Плотно сбитый Аполлон все чаще надо мной похохатывал, запрокидывая круглую голову. При этом ему, видимо, представлялось, что он побивает людей даже и в идейном смысле, побивает целым ворохом идей, то и дело пробегающих в его неутомимом уме, а в некоем идеале и добивает, казнит их. И круто ведь показывал характер. Что в таком случае оставалось предпринять его должникам, обреченным им на гибель? Они вытащили колоду карт (не сомневаюсь, крапленых), предложили игру. Аполлон не стал вывертываться; простецки, дурашливо заливаясь смехом, согласился. Играть сели в аполлоновом просторном доме. Играли всю ночь, до умопомрачения, и должникам уж воображалось, что он сойдет с ума, этот поддонок, поставивший их перед жутким выбором. Они сразу заметили, что игрок он никудышный и знает это, а ведь бесстрашно сел играть с ними, вот что смущало. Никогда нам не победить этого...

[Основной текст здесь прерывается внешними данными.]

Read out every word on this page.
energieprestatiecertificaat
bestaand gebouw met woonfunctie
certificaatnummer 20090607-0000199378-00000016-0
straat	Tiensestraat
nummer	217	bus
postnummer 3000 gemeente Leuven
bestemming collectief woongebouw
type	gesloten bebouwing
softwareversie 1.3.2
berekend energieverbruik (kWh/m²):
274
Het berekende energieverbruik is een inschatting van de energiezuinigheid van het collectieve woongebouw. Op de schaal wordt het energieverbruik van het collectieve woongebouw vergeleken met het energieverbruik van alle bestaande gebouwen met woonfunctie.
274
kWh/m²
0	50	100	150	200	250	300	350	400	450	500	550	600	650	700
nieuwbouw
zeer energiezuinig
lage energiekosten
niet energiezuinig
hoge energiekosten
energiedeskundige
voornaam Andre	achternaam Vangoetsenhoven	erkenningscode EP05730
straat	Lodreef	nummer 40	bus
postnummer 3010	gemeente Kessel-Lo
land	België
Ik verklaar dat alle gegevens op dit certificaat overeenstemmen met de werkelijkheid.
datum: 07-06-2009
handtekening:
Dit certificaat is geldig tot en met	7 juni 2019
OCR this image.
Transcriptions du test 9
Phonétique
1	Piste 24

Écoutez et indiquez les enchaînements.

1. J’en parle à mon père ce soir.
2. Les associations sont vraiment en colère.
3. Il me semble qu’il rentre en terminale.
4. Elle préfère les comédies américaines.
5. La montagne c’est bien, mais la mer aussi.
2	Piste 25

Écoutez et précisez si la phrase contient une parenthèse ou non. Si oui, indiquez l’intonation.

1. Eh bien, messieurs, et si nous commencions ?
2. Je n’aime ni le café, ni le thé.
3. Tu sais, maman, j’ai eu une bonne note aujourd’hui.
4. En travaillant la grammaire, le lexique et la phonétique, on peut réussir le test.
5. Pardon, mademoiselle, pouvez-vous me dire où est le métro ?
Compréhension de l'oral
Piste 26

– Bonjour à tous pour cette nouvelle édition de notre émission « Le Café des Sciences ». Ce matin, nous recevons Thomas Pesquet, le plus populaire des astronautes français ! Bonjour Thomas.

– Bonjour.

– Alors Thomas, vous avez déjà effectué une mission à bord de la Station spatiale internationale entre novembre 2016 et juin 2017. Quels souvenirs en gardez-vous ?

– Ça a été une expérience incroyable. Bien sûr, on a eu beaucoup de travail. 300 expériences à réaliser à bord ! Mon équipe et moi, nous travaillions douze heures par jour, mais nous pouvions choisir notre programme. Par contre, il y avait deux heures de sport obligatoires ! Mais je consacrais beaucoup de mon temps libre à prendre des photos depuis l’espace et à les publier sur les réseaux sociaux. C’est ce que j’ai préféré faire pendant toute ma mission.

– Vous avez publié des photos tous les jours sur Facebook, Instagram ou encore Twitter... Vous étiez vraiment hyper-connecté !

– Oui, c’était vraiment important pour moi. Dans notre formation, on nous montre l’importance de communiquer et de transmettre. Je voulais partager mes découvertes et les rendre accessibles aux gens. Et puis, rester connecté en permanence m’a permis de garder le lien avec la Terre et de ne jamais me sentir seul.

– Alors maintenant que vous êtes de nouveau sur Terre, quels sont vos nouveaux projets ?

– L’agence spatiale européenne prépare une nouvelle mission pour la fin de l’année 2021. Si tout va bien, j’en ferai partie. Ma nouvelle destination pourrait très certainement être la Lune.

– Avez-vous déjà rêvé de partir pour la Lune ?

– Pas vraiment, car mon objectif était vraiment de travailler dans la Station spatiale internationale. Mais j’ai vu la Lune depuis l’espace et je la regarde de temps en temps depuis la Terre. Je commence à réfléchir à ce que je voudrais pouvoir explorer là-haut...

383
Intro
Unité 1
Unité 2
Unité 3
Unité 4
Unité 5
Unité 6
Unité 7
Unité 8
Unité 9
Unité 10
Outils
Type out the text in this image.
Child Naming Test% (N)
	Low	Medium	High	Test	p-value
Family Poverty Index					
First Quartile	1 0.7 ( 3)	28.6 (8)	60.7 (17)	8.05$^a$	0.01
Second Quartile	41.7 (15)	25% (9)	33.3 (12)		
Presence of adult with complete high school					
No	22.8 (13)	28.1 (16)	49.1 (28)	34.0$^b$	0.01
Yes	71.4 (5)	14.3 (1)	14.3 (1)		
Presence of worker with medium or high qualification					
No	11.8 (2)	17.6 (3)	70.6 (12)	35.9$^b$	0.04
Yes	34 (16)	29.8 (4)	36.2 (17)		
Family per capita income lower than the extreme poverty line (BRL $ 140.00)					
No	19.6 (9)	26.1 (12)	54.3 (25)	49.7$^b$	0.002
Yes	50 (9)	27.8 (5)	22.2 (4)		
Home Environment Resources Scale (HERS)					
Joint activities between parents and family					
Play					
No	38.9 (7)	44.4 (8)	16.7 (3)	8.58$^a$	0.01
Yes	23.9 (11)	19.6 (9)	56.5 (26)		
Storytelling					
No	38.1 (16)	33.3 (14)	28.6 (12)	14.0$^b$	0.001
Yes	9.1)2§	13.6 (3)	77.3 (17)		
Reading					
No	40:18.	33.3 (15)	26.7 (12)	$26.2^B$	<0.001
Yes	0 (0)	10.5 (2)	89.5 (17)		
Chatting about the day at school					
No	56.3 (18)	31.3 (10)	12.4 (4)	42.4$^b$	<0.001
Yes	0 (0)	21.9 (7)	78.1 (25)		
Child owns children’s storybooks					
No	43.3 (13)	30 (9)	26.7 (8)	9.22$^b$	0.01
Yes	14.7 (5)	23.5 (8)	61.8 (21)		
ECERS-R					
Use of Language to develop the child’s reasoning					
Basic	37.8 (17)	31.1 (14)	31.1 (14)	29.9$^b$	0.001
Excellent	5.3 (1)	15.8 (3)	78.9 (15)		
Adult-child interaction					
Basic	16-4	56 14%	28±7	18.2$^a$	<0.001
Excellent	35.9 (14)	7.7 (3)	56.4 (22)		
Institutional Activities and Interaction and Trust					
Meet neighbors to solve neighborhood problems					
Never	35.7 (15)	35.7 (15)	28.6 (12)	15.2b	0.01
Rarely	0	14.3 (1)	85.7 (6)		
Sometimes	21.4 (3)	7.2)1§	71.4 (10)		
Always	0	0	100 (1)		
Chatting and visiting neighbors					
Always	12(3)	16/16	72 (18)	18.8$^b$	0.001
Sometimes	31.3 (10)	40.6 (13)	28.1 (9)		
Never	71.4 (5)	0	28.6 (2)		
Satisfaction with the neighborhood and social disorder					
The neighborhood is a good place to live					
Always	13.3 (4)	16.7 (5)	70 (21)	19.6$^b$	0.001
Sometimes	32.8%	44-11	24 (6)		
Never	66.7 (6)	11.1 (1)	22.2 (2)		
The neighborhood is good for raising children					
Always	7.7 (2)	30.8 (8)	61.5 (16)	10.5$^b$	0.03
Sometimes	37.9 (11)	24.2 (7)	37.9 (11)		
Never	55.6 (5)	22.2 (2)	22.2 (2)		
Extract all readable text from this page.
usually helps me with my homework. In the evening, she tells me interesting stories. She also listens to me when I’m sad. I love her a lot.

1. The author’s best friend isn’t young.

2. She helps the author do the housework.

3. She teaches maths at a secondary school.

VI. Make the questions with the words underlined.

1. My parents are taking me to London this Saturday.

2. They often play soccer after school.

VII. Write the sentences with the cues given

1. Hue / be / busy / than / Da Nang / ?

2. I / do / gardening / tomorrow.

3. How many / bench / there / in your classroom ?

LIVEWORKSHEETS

– протяжно начал стон один из игроков и странно не договорил, как бы прерванный каким-то неисповедимым мучением. Прохвост намекал, что Аполлон - дьявол во плоти и шутки с ним, стало быть, плохи. Аполлон добросовестно высидел за столом до конца, не встал, пока не проигрался чуть ли не до нитки; остановился лишь перед перспективой утраты недвижимого имущества и всяческих сугубо припрятанных запасов. Это уже, при всем его романтическом влечении к радикальным выходкам и театральным жестам, показалось ему каким-то уводящим от жизненности баснословием. Победители переглядывались, недоумевая, подозрительным им казался проигрыш Аполлона, настораживало его будто бы безусловное унижение.